A diversidade na maneira de sentir, nessas duas circunstâncias diferentes, resulta mesmo de uma lei física: a da identificação e da repulsão dos fluidos. O pensamento malévolo determina uma corrente fluídica que impressiona penosamente. O pensamento benévolo nos envolve num agradável eflúvio. Daí a diferença das sensações que se experimenta com a aproximação de um amigo ou de um inimigo.

Logo, amar os inimigos não pode significar que não se deva estabelecer diferença alguma entre eles e os amigos. Se este conceito parece de difícil prática, é impossível mesmo apenas por entender-se falsamente que ele manda que se dê o mesmo lugar no coração tanto ao amigo como ao inimigo. Uma vez que a pobreza da linguagem humana obriga a que nos sirvamos do mesmo termo para exprimir matizes diversos de um sentimento, cabe à razão estabelecer as diferenças, conforme os casos. Portanto, amar os inimigos não é lhes ter uma afeição que não está na natureza, visto que o contato de um inimigo nos faz bater o coração de modo muito diverso do seu batimento ao contato de um amigo. Amar os inimigos é não lhes guardar ódio, nem rancor, nem desejos de vingança; é perdoar-lhes o mal que nos causem, sem pensamento oculto e sem condições; é não opor nenhum obstáculo à reconciliação com eles; é desejar-lhes o bem e não o mal; é experimentar alegria, em vez de pesar, com o bem que lhes venha; é socorrê-los, quando se apresenta a ocasião; é abster-se — seja por palavras, seja por atos — de tudo o que possa prejudicá-los; finalmente, é lhes retribuir sempre o mal com o bem, sem a intenção

de humilhá-los.
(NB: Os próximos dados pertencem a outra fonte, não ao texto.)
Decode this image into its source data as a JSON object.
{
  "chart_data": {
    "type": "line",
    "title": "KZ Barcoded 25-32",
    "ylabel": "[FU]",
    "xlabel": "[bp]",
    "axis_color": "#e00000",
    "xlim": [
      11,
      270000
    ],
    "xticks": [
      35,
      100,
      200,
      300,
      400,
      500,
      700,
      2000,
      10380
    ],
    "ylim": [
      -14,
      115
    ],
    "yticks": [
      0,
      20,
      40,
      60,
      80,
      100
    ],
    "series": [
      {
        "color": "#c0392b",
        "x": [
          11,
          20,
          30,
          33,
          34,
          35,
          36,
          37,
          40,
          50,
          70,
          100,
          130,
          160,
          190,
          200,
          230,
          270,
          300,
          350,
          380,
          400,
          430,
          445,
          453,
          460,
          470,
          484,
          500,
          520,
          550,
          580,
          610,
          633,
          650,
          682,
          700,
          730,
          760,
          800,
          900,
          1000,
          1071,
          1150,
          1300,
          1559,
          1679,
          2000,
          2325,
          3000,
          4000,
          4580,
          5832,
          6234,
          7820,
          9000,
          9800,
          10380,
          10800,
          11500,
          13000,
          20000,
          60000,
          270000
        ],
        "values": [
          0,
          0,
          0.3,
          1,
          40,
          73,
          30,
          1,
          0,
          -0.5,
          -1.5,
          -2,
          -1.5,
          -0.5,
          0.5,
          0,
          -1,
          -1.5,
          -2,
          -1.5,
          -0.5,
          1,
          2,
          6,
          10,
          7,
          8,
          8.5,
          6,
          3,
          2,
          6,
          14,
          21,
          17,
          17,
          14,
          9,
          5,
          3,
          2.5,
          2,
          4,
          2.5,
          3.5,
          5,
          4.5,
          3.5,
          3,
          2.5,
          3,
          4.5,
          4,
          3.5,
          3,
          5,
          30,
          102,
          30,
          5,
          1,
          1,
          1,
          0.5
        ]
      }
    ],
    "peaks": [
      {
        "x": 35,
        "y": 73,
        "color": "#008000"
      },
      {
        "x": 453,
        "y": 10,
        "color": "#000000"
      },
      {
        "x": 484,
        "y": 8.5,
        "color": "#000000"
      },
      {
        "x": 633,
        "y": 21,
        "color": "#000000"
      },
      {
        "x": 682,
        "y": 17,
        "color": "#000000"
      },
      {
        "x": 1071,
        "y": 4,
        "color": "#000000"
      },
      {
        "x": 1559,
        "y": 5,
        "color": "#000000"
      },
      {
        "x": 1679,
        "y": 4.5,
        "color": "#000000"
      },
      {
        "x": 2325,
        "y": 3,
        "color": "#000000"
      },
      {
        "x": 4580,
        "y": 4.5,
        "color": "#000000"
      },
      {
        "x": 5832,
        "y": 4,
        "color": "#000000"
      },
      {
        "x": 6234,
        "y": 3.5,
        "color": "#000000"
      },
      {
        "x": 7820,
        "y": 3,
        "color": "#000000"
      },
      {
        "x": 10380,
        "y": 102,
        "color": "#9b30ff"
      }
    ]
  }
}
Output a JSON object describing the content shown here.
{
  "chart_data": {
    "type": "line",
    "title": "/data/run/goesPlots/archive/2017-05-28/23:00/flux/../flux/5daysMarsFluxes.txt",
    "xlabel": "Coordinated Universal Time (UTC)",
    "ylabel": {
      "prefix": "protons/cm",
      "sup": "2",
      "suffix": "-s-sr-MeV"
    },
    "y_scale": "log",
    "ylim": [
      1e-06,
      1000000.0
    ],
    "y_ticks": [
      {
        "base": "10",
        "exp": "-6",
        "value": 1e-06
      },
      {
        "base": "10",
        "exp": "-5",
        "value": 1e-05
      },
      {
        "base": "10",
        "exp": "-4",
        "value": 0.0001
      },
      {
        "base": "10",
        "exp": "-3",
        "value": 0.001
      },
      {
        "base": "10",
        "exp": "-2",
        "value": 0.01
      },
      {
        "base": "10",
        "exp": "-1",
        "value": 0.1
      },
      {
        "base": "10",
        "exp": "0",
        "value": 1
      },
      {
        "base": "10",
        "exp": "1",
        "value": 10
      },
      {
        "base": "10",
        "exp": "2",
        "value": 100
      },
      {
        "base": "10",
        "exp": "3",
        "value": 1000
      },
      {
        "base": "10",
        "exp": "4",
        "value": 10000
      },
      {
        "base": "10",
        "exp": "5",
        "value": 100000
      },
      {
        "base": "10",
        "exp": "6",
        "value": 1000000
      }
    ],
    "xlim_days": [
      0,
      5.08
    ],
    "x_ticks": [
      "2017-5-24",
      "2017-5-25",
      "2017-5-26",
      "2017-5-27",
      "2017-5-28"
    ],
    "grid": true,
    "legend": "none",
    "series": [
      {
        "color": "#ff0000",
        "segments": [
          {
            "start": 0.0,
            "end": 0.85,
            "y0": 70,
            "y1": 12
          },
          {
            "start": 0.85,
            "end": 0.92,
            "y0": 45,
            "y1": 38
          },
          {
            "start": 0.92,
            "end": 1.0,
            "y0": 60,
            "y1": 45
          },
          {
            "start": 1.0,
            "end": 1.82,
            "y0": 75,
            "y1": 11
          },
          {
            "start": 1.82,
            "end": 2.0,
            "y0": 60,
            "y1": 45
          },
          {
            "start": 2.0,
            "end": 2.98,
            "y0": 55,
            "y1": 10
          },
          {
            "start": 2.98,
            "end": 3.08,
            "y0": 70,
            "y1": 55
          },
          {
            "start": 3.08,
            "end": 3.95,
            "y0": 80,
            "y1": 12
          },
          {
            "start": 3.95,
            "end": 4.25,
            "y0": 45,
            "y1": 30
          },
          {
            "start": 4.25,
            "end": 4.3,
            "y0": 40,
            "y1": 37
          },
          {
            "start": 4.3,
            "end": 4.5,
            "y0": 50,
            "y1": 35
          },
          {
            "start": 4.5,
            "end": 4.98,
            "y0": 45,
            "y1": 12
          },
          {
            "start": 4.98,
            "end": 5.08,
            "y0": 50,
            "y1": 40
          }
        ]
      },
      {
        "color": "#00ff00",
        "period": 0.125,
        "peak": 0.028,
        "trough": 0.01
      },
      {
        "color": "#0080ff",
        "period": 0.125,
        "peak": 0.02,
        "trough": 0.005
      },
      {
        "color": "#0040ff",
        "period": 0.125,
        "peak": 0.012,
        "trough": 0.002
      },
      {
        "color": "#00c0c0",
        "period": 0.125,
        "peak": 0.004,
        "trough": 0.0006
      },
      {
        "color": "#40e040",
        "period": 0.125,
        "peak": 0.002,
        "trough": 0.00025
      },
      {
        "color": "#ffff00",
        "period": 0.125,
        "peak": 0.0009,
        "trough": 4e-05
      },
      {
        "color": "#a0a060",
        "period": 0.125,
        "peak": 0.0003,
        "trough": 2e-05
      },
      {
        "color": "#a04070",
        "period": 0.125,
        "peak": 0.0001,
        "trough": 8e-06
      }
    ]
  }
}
Quem assim procede preenche as condições do mandamento: amem os seus inimigos.

4. Para o incrédulo, amar os inimigos é um contrassenso, Aquele para quem a vida

presente é tudo vê no seu inimigo um ser prejudicial, que lhe perturba o repouso, e pensa que só a morte pode livrá-lo. Daí, o desejo de vingar-se. Não tem nenhum interesse em perdoar, a não ser para satisfazer o seu orgulho perante o mundo. Em certos casos, perdoar-lhe parece mesmo uma fraqueza indigna de si. Se não se vingar, nem por isso deixará de conservar rancor e desejo secreto de mal contra o outro.

Para o crente e, sobretudo, para o espírita, é muito diversa a maneira de ver, porque suas vistas se lançam sobre o passado e sobre o futuro, entre os quais a vida atual não passa de um simples ponto. Sabe ele que, pela mesma destinação da Terra, deve esperar topar aí com homens maus e perversos; que as maldades com que se defronta fazem parte das provas que lhe cumpre suportar e o elevado ponto de vista em que se coloca lhe torna menos amargas as atribulações — quer venham dos homens, quer das coisas. Se não se queixa das provas, tampouco deve se queixar

dos que lhe servem de instrumento. Se, em vez de se queixar, agradece a Deus pela

experimentação, deve também agradecer a mão que lhe dá ocasião de demonstrar a

sua paciência e a sua resignação. Esta ideia o dispõe naturalmente ao perdão. Sente,

além disso, que quanto mais generoso for, tanto mais se engrandece aos seus próprios olhos e se põe fora do alcance dos dardos do seu inimigo.

O homem que ocupa elevada posição no mundo não se julga ofendido com os insultos daquele a quem considera seu inferior. O mesmo se dá com o que, no mundo moral, se eleva acima da humanidade material. Este compreende que o ódio e o rancor o desonrariam e rebaixariam. Ora, para ser superior ao seu adversário, é preciso que tenha a alma maior, mais nobre, mais generosa do que a desse último.